Discipelen slaan op de vlucht

Jezus had het arrestatieteam gevraagd om zijn discipelen vrijuit te laten gaan.

"... Als jullie mij zoeken, laat deze mensen dan gaan." (Johannes 18:8, NBV2004)

Er werd hun niets in de weg gelegd.

"... Toen lieten al de discipelen Hem alleen en vluchtten." (Matteüs 26:56, NBG1951)
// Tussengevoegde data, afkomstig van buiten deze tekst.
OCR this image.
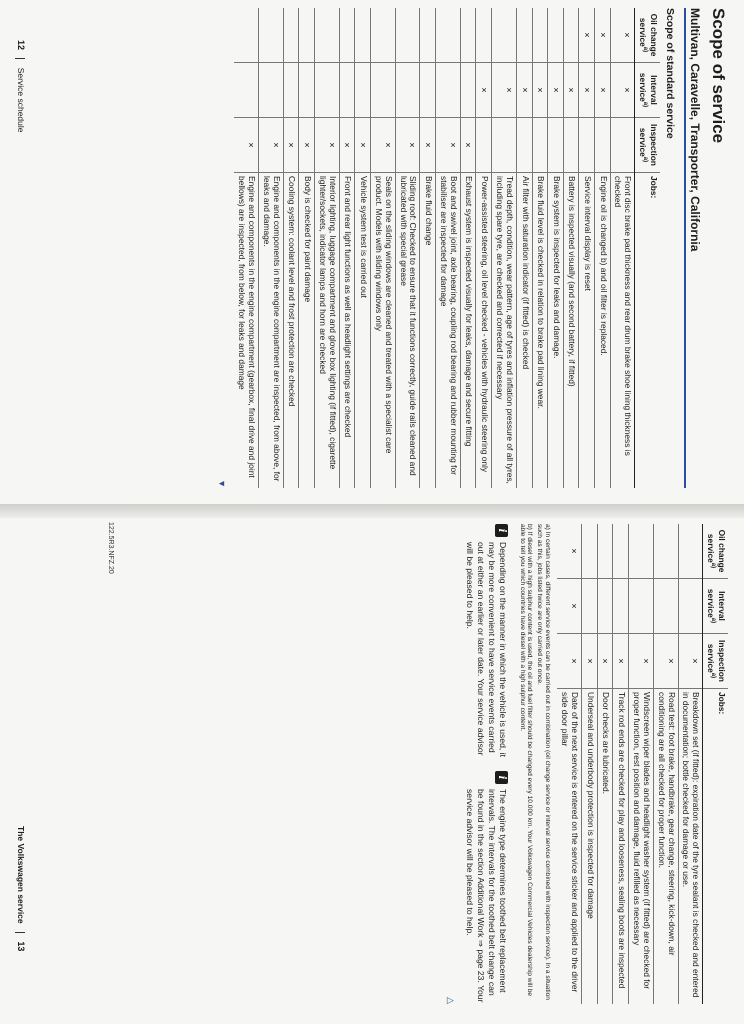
Scope of service
Multivan, Caravelle, Transporter, California
Scope of standard service
Oil change service$^{a)}$	Interval service$^{a)}$	Inspection service$^{a)}$	Jobs:
×	×		Front disc brake pad thickness and rear drum brake shoe lining thickness is checked
×	×		Engine oil is changed b) and oil filter is replaced.
×	×		Service interval display is reset
	×		Battery is inspected visually (and second battery, if fitted)
	×		Brake system is inspected for leaks and damage.
	×		Brake fluid level is checked in relation to brake pad lining wear.
	×		Air filter with saturation indicator (if fitted) is checked
	×		Tread depth, condition, wear pattern, age of tyres and inflation pressure of all tyres, including spare tyre, are checked and corrected if necessary
	×		Power-assisted steering, oil level checked - vehicles with hydraulic steering only
		×	Exhaust system is inspected visually for leaks, damage and secure fitting
		×	Boot and swivel joint, axle bearing, coupling rod bearing and rubber mounting for stabiliser are inspected for damage
		×	Brake fluid change
		×	Sliding roof: Checked to ensure that it functions correctly, guide rails cleaned and lubricated with special grease
		×	Seals on the sliding windows are cleaned and treated with a specialist care product. Models with sliding windows only
		×	Vehicle system test is carried out
		×	Front and rear light functions as well as headlight settings are checked
		×	Interior lighting, luggage compartment and glove box lighting (if fitted), cigarette lighter/sockets, indicator lamps and horn are checked
		×	Body is checked for paint damage
		×	Cooling system: coolant level and frost protection are checked
		×	Engine and components in the engine compartment are inspected, from above, for leaks and damage.
		×	Engine and components in the engine compartment (gearbox, final drive and joint bellows) are inspected, from below, for leaks and damage
▼
12  Service schedule
Oil change service$^{a)}$	Interval service$^{a)}$	Inspection service$^{a)}$	Jobs:
		×	Breakdown set (if fitted): expiration date of the tyre sealant is checked and entered in documentation; bottle checked for damage or use.
		×	Road test: foot brake, handbrake, gear change, steering, kick-down, air conditioning are all checked for proper function.
		×	Windscreen wiper blades and headlight washer system (if fitted) are checked for proper function, rest position and damage, fluid refilled as necessary
		×	Track rod ends are checked for play and looseness, sealing boots are inspected
		×	Door checks are lubricated.
		×	Underseal and underbody protection is inspected for damage
×	×	×	Date of the next service is entered on the service sticker and applied to the driver side door pillar

a) In certain cases, different service events can be carried out in combination (oil change service or interval service combined with inspection service). In a situation such as this, jobs listed twice are only carried out once.

b) If diesel with a high sulphur content is used, the oil and fuel filter should be changed every 10.000 km. Your Volkswagen Commercial Vehicles dealership will be able to tell you which countries have diesel with a high sulphur content.

i
Depending on the manner in which the vehicle is used, it may be more convenient to have service events carried out at either an earlier or later date. Your service advisor will be pleased to help.
i
The engine type determines toothed belt replacement intervals. The intervals for the toothed belt change can be found in the section Additional Work ⇒ page 23. Your service advisor will be pleased to help.
△
122.5R3.NFZ.20
The Volkswagen service  13
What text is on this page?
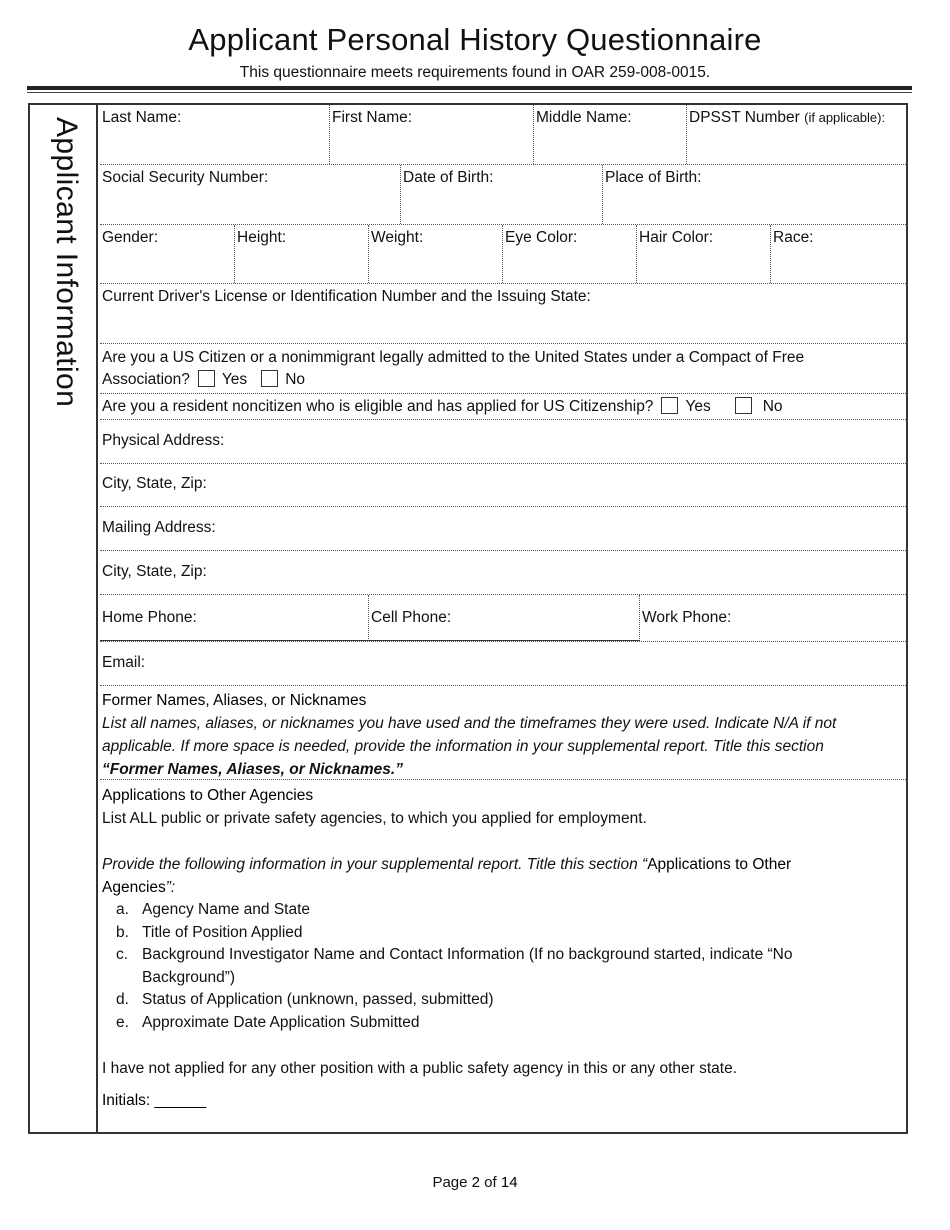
Applicant Personal History Questionnaire
This questionnaire meets requirements found in OAR 259-008-0015.
Applicant Information Last Name:	First Name:	Middle Name:	DPSST Number (if applicable):
Social Security Number:	Date of Birth:	Place of Birth:
Gender:	Height:	Weight:	Eye Color:	Hair Color:	Race:
Current Driver's License or Identification Number and the Issuing State:
Are you a US Citizen or a nonimmigrant legally admitted to the United States under a Compact of Free
Association? Yes No
Are you a resident noncitizen who is eligible and has applied for US Citizenship? Yes	No
Physical Address:
City, State, Zip:
Mailing Address:
City, State, Zip:
Home Phone:	Cell Phone:	Work Phone:
Email:
Former Names, Aliases, or Nicknames
List all names, aliases, or nicknames you have used and the timeframes they were used. Indicate N/A if not
applicable. If more space is needed, provide the information in your supplemental report. Title this section
“Former Names, Aliases, or Nicknames.”
Applications to Other Agencies
List ALL public or private safety agencies, to which you applied for employment.
Provide the following information in your supplemental report. Title this section “Applications to Other
Agencies”:
a. Agency Name and State
b. Title of Position Applied
c. Background Investigator Name and Contact Information (If no background started, indicate “No
Background”)
d. Status of Application (unknown, passed, submitted)
e. Approximate Date Application Submitted
I have not applied for any other position with a public safety agency in this or any other state.
Initials: ______
Page 2 of 14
Petrus en Johannes gingen naar het huis van de hogepriester, waar ze iets van het verhoor van Jezus konden meemaken. Johannes zou later ook nog bij het kruis staan. Al de anderen bleven bij Jezus uit de buurt. Waarschijnlijk bang om alsnog gepakt te worden.

Blote (?) man met laken

Dan blijkt er nog een mysterieuze volgeling van Jezus op de vlucht te slaan. Alleen de evangelist Marcus beschrijft dit voorval:

"Een jongeman, met niets anders dan een laken om zijn blote lichaam, liep met Jezus mee. Ze grepen hem vast, maar hij liet het laken in hun handen achter en vluchtte naakt." (Marcus 14:51-52, GNB1996)

De meeste Bijbeluitleggers gaan ervan uit dat dit de evangelist Marcus zelf was. In die tijd was het voor schrijvers tamelijk gebruikelijk zichzelf in een soort figurantenrol in een verhaal of verslag neer te zetten, zonder hun eigen naam te noemen. Iets vergelijkbaars komen we tegen in het evangelie van Johannes, waar de evangelist zichzelf 'de discipel van wie Jezus hield' noemt (bijvoorbeeld in Johannes 21:7,20). Overigens hoeft het woord dat is vertaald met 'naakt' niet te betekenen dat hij in zijn adamskostuum liep. Het kan ook betekenen dat hij alleen zijn ondergoed aanhad.

Vanaf dat moment stond Jezus er alleen voor.